Deliveries to about 500 club members meant crossing the state and district lines that make up the Washington D.C. metropolitan area.
The buying group’s statement confirmed that Rainbow Acres is closing down in reaction to the order by federal Judge Lawrence F. Stengel of the U.S. District Court for the Eastern District of Pennsylvania, based in Philadelphia.
“Dan and Rachel Allgyer have determined that they will discontinue service to our group and close down the farm,” the buyer’s club said in a statement. “Dan has served many of us for more than six years and he is very saddened to have to make this decision but the stress and strain that his family has been under for the past few years due to the case and no the decision leaves them with no choice.”

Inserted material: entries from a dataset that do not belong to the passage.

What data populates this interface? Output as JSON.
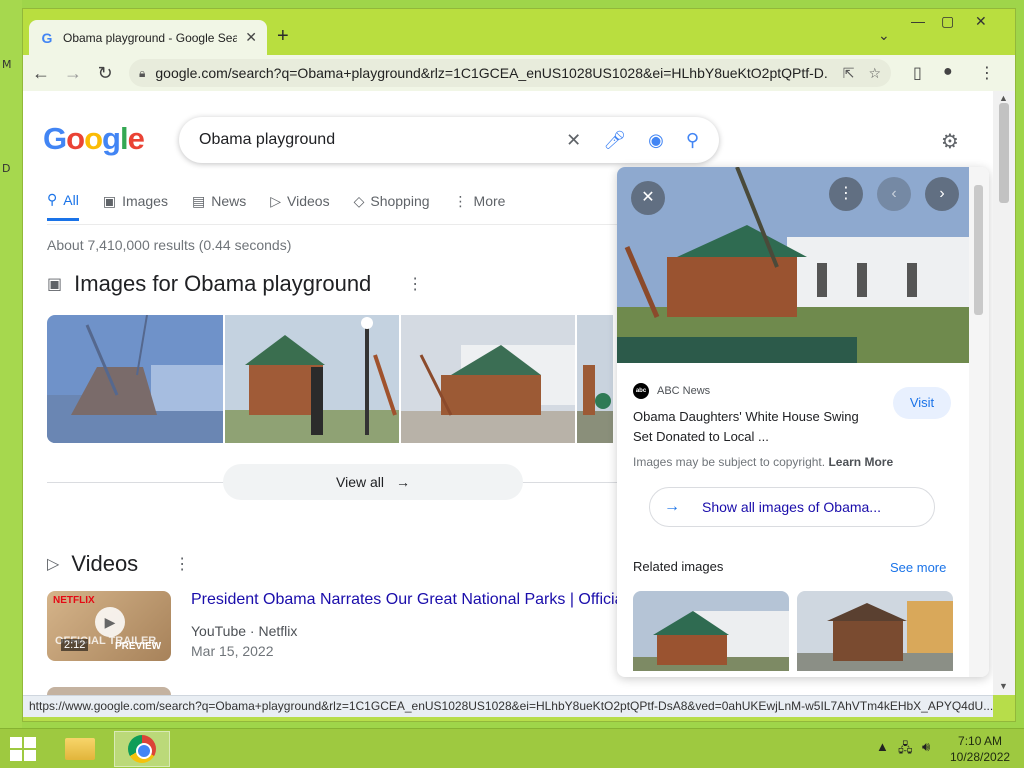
{
  "desktop": {
    "glyph_top": "M",
    "glyph_bottom": "D"
  },
  "browser": {
    "tab_title": "Obama playground - Google Sea",
    "url": "google.com/search?q=Obama+playground&rlz=1C1GCEA_enUS1028US1028&ei=HLhbY8ueKtO2ptQPtf-D...",
    "status_url": "https://www.google.com/search?q=Obama+playground&rlz=1C1GCEA_enUS1028US1028&ei=HLhbY8ueKtO2ptQPtf-DsA8&ved=0ahUKEwjLnM-w5IL7AhVTm4kEHbX_APYQ4dU..."
  },
  "search": {
    "logo": [
      "G",
      "o",
      "o",
      "g",
      "l",
      "e"
    ],
    "query": "Obama playground",
    "tabs": [
      {
        "label": "All",
        "icon": "search-icon",
        "active": true
      },
      {
        "label": "Images",
        "icon": "image-icon"
      },
      {
        "label": "News",
        "icon": "news-icon"
      },
      {
        "label": "Videos",
        "icon": "video-icon"
      },
      {
        "label": "Shopping",
        "icon": "tag-icon"
      },
      {
        "label": "More",
        "icon": "more-vert-icon"
      }
    ],
    "stats": "About 7,410,000 results (0.44 seconds)"
  },
  "images_section": {
    "title": "Images for Obama playground",
    "view_all": "View all"
  },
  "videos_section": {
    "title": "Videos",
    "items": [
      {
        "title": "President Obama Narrates Our Great National Parks | Official",
        "source": "YouTube · Netflix",
        "date": "Mar 15, 2022",
        "duration": "2:12",
        "badge": "NETFLIX",
        "overlay": "OFFICIAL TRAILER",
        "preview": "PREVIEW"
      }
    ]
  },
  "side_panel": {
    "source": "ABC News",
    "source_logo": "abc",
    "title": "Obama Daughters' White House Swing Set Donated to Local ...",
    "visit": "Visit",
    "copyright": "Images may be subject to copyright.",
    "learn_more": "Learn More",
    "show_all": "Show all images of Obama...",
    "related": "Related images",
    "see_more": "See more"
  },
  "taskbar": {
    "time": "7:10 AM",
    "date": "10/28/2022"
  }
}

The twin violations of mislabeling the milk and use of interstate commerce to make sales were enough for Judge Stengel to sign the permanent injunction against the Lancaster-based dairy.
Stengel, a former Lancaster Catholic High School teacher who was appointed to the federal court in 2004 by President George W. Bush, warned the Allgyers that if they resumed operations, the next time the court would impose fines equalling the FDA’s investigative costs.
After that, Rainbow Acres told customers it was out of business. Its supporters continue to point out its raw milk was never found to be contaminated. The same multistate area, however, is currently experiencing a Campylobacter outbreak associated with another Pennsylvania raw milk dairy farm.